What Is a Pulmonary Artery Catheter (PAC) in Medicine?

The Pulmonary Artery Catheter (PAC) is a specialized medical device used primarily in intensive care and operating rooms to monitor the function of the heart and circulatory system in critically ill patients. The PAC provides detailed, real-time information about a patient’s hemodynamic status. Its purpose is to guide clinicians in making decisions regarding fluid administration and the use of medications that affect heart performance and blood pressure. This tool allows doctors to assess how the heart is pumping and how much blood is circulating, especially when a patient is unstable.

What is a Pulmonary Artery Catheter (PAC)?

The Pulmonary Artery Catheter is a long, flexible tube, typically 110 centimeters in length, designed to be inserted into a large vein and navigated through the heart chambers. It is also known as the Swan-Ganz catheter, named after its inventors, Drs. Jeremy Swan and William Ganz, who developed the balloon-tipped design in 1970. This specialized design allows the catheter to “float” with the flow of blood, eliminating the need for complex X-ray guidance during placement.

The catheter is generally made of polyvinyl chloride and contains multiple internal channels, called lumens, which serve distinct functions. Near the tip is a small, inflatable balloon that can be filled with a limited volume of air, usually 1.5 milliliters. The tip also contains a thermistor, a temperature-sensing device used for measuring the heart’s output. These ports and sensors allow the PAC to gather a wide range of data simultaneously from different locations within the cardiovascular system.

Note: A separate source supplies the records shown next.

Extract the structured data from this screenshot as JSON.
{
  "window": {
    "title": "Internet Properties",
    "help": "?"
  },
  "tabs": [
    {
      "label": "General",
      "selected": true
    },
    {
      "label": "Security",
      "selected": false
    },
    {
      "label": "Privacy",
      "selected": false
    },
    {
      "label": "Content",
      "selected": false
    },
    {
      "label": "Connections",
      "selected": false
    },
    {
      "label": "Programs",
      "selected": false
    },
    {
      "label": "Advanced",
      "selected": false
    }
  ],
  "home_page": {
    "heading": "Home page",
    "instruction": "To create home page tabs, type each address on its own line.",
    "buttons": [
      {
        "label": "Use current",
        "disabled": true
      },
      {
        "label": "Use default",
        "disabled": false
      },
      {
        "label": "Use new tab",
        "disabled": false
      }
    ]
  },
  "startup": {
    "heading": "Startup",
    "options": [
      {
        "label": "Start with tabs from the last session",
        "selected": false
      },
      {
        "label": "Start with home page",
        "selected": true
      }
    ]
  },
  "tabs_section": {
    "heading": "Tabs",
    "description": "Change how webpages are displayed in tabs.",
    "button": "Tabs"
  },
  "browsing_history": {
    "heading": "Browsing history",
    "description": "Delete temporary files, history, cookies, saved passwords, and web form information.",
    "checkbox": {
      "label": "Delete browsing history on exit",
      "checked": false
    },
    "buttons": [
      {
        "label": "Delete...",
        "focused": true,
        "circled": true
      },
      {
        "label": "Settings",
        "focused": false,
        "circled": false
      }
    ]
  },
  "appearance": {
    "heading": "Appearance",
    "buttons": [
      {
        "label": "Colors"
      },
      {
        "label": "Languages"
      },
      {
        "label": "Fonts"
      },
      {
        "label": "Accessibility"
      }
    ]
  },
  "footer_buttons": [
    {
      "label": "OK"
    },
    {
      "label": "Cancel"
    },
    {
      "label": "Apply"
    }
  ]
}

Clinical Reasons for PAC Monitoring

The PAC is used when less invasive monitoring methods cannot provide the necessary detail to manage a patient’s complex condition. It is frequently employed to assess the severity of various types of shock, such as cardiogenic shock, where the heart is failing, or septic shock, caused by infection. The catheter helps differentiate between these causes by providing specific pressure and flow data.

The PAC is also a diagnostic tool for complex pulmonary hypertension, a condition involving high blood pressure in the arteries of the lungs. In patients recovering from major procedures like cardiac surgery, the PAC helps manage fluid balance and tailor the use of vasoactive drugs. Clinicians use these specific measurements of blood flow and pressures to adjust therapy and optimize the heart’s performance.

How the PAC is Inserted and Used

The insertion of the PAC is a sterile procedure that begins with placing a wide-bore introducer sheath into a large central vein, most commonly the internal jugular, subclavian, or femoral vein. The right internal jugular vein is often preferred due to its straight and shortest path to the heart. Once the introducer is in place, the PAC is threaded through it, and the distal port is connected to a pressure monitor to observe the characteristic waveform changes as it advances.

The catheter follows a specific anatomical path, moving first into the right atrium, through the right ventricle, and into the pulmonary artery. The small balloon at the tip is inflated once it reaches the right atrium, allowing the blood flow to carry, or “float,” the catheter tip into a small branch of the pulmonary artery. Distinct pressure waveforms displayed on the monitor confirm this precise positioning.

Once positioned, the catheter provides multiple data points that reflect the heart’s function:

  • Central Venous Pressure (CVP): Measured by the proximal port, this estimates pressure in the large veins returning blood to the heart.
  • Pulmonary Artery Pressure (PAP): Measured by the catheter tip lodged in the pulmonary artery.
  • Pulmonary Capillary Wedge Pressure (PCWP): Measured when the balloon is inflated, temporarily “wedging” the catheter. This reflects the filling pressure of the left side of the heart.
  • Cardiac Output (CO): Measured using thermodilution. Saline is injected into the right atrial port, and the thermistor at the tip measures the resulting temperature change in the pulmonary artery, allowing calculation of the blood flow rate.

Together, these measurements provide a comprehensive hemodynamic profile that informs therapeutic decisions about fluids and medications.

Associated Risks and Limitations

The placement and continued use of a PAC carry several potential risks as it is an invasive procedure. The initial insertion carries risks common to central line placement, including bleeding at the site and the possibility of puncturing a lung, which can cause a pneumothorax. During the catheter’s passage through the heart, it can irritate the heart muscle, potentially leading to abnormal heart rhythms, known as arrhythmias.

Less common, but more severe, complications include the catheter knotting on itself within the heart chambers or, rarely, causing a rupture of the small pulmonary artery branch where it is wedged. The longer the catheter remains in place, the greater the risk of a catheter-related bloodstream infection.

Because of these risks and the availability of less invasive monitoring techniques, the use of the PAC has declined in general critical care settings. Furthermore, the accurate interpretation of the data requires specialized training, and misinterpretation can lead to inappropriate treatment. The catheter is typically removed once the patient’s hemodynamic status is stable and the need for such precise, detailed monitoring is no longer present.